Giuliana Baccino, managing director of New Life Bank, an egg and sperm storage facility in Buenos Aires, takes Spain, Europe’s birth capital, as an example. He says this is partly because IVF is much cheaper here than in other Western European countries. Argentina, Vice President of the European Fertility Association. Operating costs are low and competition is strong. There are approximately 330 IVF clinics operating in Spain. (For comparison, there are about 500 IVF clinics in the United States, with a population nearly seven times larger.)
Baccino, who lives in Madrid, says she often hears stories about foreign patients in their late 40s who created eight or nine embryos for IVF in Spain but ended up using only one or two of them. They return to their home country to have the babies, she says, and the embryos remain in Spain. These people often do not return to get the remaining embryos, either because they have completed their family or because they no longer qualify for IVF (Spanish clinics tend not to offer treatment to people over 50).
In 2023, the Spanish Fertility Society estimated that there were 668,082 embryos in storage in Spain, of which approximately 60,000 were in an “abandoned state.” In these cases, the hospital may not be able to contact or receive clear instructions from the intended parents, or may not want to destroy the embryos in case the patient requests to do so at a later date. But Spanish hospitals are wary of discarding embryos, even if they have permission to do so, says Baccino. “We’re always trying to avoid problems,” she says. “And we end up having embryos in this black hole.”
This also happens with American embryos. Clinics may lose contact with patients, and patients may move elsewhere after completing their families or forget about their remaining embryos. Others may put off making a decision about those embryos and stop communicating with the hospital. In these cases, hospitals tend to store embryos and cover storage costs themselves.

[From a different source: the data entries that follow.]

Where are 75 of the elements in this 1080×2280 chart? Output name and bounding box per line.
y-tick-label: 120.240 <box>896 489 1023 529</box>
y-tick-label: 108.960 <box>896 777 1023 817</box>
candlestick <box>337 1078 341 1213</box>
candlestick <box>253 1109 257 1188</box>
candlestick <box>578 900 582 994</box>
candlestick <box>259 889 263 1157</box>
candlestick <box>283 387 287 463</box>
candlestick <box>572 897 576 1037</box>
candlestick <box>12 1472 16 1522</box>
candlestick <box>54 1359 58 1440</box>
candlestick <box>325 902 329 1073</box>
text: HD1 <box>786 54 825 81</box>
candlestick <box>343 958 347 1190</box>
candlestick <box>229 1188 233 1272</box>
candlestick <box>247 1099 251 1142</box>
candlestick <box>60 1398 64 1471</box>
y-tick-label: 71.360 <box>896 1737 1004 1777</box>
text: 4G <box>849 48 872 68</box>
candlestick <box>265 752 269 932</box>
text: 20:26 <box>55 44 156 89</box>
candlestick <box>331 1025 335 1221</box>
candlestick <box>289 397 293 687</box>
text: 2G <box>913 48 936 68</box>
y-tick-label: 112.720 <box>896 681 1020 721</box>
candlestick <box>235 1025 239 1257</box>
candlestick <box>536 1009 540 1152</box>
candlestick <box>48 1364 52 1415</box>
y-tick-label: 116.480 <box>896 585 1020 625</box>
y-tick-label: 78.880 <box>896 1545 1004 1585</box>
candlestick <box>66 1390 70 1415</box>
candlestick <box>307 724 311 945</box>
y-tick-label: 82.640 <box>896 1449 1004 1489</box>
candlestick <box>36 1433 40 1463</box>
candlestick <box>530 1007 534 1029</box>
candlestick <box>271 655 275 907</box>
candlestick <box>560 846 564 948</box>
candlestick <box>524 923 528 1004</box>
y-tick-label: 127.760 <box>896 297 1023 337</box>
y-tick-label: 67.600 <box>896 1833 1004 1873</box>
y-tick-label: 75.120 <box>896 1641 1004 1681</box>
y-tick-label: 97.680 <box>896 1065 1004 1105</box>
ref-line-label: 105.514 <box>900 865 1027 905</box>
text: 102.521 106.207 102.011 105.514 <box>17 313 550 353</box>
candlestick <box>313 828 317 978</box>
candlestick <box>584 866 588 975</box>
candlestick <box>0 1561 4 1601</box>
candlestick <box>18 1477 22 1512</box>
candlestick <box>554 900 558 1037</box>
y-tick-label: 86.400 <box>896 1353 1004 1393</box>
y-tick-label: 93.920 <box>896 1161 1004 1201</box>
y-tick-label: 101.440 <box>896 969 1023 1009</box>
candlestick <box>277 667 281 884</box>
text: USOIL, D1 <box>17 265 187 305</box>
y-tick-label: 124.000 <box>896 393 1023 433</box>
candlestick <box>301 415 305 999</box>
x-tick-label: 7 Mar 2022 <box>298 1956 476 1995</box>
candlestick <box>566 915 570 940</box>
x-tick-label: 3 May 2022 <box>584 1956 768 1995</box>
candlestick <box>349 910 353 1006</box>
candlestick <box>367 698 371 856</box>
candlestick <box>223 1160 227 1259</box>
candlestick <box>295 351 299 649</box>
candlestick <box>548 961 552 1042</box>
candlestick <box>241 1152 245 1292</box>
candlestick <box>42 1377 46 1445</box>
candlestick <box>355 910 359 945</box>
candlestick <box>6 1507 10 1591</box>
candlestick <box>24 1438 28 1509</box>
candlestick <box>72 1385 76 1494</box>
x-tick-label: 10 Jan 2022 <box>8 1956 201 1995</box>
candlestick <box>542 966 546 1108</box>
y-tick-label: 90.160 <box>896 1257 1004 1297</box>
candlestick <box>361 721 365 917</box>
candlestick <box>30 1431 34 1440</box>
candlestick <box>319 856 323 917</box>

Nowadays, clinics ask patients to sign a contract that includes terms for long-term storage and disposal of the embryos. But even if you have them, it may be easier for hospitals to leave the embryos in place indefinitely. “Lawmakers are wary of disposing of them without explicit consent because of the potential liability,” says Cattapan, who has researched the issue. “People invest so much time, energy and money into creating these embryos. “What if they come back?”
Bortoletto’s clinic has been in operation for 35 years and, he says, has a total of more than 47,000 embryos stored across the handful of sites it operates in the United States. “The oldest embryo in storage was frozen in 1989,” he added.
Some people may not even know where their embryos are. Sam Everingham, who founded and runs Growing Families, an organization that provides advice on surrogacy and cross-border donation, traveled to India with his partner from their home in Melbourne, Australia, in 2009 to find egg donors and surrogate mothers. “It was the Wild West back then,” he recalls. Everingham and his partner used donor eggs to create eight embryos with sperm.